Com a economia a aproximar-se rapidamente dos níveis anteriores à crise, o Estado deve começar a reduzir o “hiato de financiamento” criado durante a pandemia nas contas públicas, alertou nesta quarta-feira o governador do Banco de Portugal, num apelo a um ajustamento que não seja apenas feito com base no aumento da receita fiscal, mas também reduzindo o peso da despesa pública.

No dia em que o Banco de Portugal actualizou as suas estimativas para a evolução da economia durante este ano, Mário Centeno aproveitou, a poucos dias de o Governo apresentar a sua proposta de Orçamento do Estado para 2022, para deixar clara a sua preocupação em relação à forma como o país irá, depois do aumento do défice e da dívida registado em 2020, começar a regressar a um cenário mais semelhante ao que se vivia em 2019, um ano em que se registou um excedente orçamental. 

Embora dizendo que “manda a prudência nestas circunstâncias que não se alheie o OE dos contributos para a recuperação económica”, o governador lembrou que o país voltou a ter uma dívida pública superior a 120% do PIB e que os níveis de endividamento, quer público quer privado, são algo “com que nos devemos todos preocupar”. 

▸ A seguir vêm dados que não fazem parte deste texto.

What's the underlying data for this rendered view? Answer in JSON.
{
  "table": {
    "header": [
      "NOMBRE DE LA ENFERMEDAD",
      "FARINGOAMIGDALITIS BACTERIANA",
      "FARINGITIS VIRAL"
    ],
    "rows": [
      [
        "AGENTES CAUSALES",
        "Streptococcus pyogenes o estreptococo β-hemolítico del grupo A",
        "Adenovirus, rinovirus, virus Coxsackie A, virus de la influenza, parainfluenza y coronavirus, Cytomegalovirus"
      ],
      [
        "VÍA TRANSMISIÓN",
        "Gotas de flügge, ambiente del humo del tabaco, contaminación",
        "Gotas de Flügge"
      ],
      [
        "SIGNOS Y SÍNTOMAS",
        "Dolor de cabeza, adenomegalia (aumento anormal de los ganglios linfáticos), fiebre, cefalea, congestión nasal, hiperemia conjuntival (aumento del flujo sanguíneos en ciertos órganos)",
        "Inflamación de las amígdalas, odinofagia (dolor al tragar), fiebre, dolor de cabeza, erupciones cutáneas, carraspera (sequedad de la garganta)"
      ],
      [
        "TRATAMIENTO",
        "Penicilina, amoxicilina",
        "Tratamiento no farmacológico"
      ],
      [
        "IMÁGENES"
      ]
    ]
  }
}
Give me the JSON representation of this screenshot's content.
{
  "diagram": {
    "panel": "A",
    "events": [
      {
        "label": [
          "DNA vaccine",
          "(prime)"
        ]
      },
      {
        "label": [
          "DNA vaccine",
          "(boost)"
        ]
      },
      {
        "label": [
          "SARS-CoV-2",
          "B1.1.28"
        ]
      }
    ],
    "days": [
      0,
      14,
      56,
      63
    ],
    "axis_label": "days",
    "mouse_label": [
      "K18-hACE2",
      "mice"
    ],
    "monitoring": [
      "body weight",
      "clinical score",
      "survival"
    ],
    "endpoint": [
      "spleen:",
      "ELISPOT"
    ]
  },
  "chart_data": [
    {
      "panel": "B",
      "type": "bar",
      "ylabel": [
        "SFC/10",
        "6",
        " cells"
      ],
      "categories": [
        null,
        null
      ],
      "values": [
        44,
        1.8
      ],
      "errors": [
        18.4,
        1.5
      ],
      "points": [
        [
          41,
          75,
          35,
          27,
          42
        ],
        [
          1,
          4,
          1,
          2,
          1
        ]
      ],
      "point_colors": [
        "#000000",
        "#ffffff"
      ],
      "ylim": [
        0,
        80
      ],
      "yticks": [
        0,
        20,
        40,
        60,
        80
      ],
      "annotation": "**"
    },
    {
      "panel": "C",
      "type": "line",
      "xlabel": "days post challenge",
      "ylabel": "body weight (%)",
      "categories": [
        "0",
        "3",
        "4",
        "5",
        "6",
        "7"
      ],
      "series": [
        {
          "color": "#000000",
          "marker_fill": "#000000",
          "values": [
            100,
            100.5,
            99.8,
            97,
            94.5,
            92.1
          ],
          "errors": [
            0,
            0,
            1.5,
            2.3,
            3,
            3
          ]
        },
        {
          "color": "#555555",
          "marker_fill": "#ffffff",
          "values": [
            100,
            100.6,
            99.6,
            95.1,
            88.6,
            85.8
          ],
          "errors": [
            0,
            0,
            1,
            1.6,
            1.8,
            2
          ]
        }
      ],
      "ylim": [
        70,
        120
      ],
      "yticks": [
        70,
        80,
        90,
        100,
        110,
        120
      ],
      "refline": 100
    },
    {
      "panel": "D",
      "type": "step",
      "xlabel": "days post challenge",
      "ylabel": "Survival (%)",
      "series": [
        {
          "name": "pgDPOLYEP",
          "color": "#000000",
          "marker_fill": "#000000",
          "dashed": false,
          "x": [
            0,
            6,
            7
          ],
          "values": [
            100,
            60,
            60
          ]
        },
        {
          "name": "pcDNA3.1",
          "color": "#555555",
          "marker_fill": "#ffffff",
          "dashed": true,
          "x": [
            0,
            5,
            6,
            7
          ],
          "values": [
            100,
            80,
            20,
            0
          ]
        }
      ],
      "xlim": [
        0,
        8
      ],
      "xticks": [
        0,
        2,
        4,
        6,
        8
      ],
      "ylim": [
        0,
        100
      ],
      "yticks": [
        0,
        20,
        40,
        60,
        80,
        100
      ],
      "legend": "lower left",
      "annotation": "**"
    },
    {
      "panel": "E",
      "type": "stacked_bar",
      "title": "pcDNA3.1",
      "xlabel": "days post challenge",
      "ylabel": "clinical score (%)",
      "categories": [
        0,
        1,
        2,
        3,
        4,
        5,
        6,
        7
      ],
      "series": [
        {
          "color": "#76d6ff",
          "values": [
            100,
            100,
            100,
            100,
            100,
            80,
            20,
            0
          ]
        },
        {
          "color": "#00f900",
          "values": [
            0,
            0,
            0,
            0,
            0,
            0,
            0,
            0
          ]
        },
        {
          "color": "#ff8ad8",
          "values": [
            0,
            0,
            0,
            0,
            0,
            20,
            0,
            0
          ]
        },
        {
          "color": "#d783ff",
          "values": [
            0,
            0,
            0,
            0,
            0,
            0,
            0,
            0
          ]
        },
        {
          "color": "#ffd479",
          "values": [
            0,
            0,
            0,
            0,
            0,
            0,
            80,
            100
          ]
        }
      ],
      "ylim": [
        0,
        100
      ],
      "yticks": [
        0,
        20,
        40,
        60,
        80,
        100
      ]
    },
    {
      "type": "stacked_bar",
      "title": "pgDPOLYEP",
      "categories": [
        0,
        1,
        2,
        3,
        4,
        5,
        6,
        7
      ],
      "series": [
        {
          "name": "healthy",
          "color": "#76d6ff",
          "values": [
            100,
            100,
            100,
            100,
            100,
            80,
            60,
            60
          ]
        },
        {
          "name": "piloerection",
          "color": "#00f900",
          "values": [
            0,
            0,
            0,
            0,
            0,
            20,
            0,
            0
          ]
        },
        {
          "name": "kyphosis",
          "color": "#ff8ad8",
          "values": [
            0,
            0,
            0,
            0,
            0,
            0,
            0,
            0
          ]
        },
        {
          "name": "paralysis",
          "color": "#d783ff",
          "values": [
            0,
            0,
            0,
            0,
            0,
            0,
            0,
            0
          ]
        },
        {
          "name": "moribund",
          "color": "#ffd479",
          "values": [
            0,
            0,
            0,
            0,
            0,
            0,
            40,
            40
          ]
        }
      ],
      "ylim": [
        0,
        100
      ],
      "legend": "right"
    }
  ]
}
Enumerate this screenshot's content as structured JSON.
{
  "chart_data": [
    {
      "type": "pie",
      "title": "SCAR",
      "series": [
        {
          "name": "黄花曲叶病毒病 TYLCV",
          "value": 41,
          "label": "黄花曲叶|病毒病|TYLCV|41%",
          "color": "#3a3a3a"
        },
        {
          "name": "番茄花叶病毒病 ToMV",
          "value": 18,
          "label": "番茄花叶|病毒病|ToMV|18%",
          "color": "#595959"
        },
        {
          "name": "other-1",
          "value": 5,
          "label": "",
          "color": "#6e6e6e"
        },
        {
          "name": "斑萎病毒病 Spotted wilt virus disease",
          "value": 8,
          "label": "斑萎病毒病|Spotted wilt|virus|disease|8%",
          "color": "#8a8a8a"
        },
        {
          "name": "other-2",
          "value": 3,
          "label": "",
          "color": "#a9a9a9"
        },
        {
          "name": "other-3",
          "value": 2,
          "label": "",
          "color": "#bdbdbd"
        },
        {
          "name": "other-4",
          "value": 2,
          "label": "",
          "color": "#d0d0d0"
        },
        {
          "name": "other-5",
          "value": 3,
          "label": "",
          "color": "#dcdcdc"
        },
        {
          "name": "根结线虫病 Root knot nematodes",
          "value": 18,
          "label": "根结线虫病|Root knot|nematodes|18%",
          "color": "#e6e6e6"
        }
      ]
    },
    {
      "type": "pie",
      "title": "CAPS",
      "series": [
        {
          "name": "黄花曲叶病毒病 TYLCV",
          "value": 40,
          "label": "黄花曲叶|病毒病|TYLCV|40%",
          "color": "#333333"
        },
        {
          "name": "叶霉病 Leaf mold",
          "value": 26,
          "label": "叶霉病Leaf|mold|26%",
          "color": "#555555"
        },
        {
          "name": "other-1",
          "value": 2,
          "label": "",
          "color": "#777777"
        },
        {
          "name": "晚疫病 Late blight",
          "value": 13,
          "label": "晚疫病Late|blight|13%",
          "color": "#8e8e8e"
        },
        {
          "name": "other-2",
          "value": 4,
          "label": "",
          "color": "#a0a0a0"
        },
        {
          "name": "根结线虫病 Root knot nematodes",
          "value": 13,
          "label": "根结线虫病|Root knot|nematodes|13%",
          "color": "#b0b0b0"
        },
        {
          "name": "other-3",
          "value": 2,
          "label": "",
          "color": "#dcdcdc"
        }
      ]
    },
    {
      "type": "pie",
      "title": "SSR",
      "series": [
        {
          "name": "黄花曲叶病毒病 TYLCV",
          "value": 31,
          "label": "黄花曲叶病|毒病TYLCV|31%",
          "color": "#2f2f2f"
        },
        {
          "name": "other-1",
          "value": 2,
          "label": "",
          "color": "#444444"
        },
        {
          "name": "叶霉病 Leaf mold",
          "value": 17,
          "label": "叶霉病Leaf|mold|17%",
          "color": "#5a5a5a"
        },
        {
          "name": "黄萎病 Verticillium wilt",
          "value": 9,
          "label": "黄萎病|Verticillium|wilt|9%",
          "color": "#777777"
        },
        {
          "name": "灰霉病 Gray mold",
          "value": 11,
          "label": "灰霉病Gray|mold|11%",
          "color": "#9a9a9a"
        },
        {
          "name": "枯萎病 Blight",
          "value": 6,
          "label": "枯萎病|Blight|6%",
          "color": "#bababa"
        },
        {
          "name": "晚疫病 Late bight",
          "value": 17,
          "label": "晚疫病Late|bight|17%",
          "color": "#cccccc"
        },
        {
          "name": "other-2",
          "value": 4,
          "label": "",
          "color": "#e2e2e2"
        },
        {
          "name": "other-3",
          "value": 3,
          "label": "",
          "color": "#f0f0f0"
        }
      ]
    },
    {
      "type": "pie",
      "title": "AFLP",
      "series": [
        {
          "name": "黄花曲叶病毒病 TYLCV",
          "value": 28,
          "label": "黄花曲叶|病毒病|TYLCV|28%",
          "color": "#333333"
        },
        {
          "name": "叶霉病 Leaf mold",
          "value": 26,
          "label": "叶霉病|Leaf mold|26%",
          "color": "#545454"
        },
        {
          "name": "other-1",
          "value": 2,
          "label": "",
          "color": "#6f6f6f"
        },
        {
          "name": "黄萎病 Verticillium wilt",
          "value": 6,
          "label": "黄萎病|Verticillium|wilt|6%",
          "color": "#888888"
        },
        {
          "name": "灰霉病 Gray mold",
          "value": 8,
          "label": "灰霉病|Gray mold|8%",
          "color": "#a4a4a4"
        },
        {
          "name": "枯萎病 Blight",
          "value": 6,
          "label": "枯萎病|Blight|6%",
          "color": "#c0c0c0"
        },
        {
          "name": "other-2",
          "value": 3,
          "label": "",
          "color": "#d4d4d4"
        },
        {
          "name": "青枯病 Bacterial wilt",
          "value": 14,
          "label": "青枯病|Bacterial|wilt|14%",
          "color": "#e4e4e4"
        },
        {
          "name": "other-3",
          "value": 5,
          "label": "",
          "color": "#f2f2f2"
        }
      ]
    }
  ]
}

Por isso, recomendou que se comece a reverter o “hiato de financiamento” criado pela crise, e para o qual o ex-ministro das Finanças tem um número: 1,8% do PIB, isto é, quase 4 mil milhões de euros. De acordo com Centeno, numa altura em que a actividade económica se aproxima do nível registado antes da crise, e mesmo “retirando todos os efeitos das medidas covid, ‘one-off’ e tudo o que é financiado por fundos europeus”, o rácio da despesa primária corrente no PIB é “1,8 pontos percentuais superior ao de 2019”. Um valor que é justificado em um ponto percentual com o aumento do peso das despesas com pessoal e 0,8 pontos com as prestações sociais.

A retoma da economia e o desempenho positivo do mercado de trabalho podem ajudar a reduzir esse hiato, reconheceu o governador, pelo efeito positivo que têm na evolução das receitas fiscais e das contribuições para a Segurança Social. Mas Mário Centeno defendeu que fazer a consolidação orçamental apenas pelo lado da receita “não seria bom em termos de estrutura”, já que isso poderia deixar as finanças públicas “demasiado dependentes de futuras mudanças na conjuntura económica”. É preciso, por isso, olhar também para a despesa. 

Eliminar esse hiato de financiamento não será, contudo, algo para se fazer de forma brusca. “Não é uma tarefa para fazer apenas num ano, mas é uma tarefa para se fazer”, assinalou, evitando deste modo dar conselhos específicos ao Governo relativamente ao Orçamento do Estado para 2022, cuja proposta será entregue por João Leão no Parlamento na próxima segunda-feira.

“É uma questão de retomarmos um processo [de consolidação orçamental], não é rapidamente regressarmos aos níveis de 2019, porque isso não seria bom para a confiança”, esclareceu.

A este nível, o Plano de Recuperação e Resiliência (PRR) é visto por Mário Centeno também como uma ajuda para pôr as contas públicas novamente num percurso de consolidação. “Ao contrário das crises anteriores, temos um PRR. E, devo dizer, até atendendo ao facto de ter estado envolvido na criação dos instrumentos europeus deste tipo quando ocupava outras funções, que eles foram desenhados precisamente para aliviar os países da dívida, não foram para trazer mais dívida a estes países.”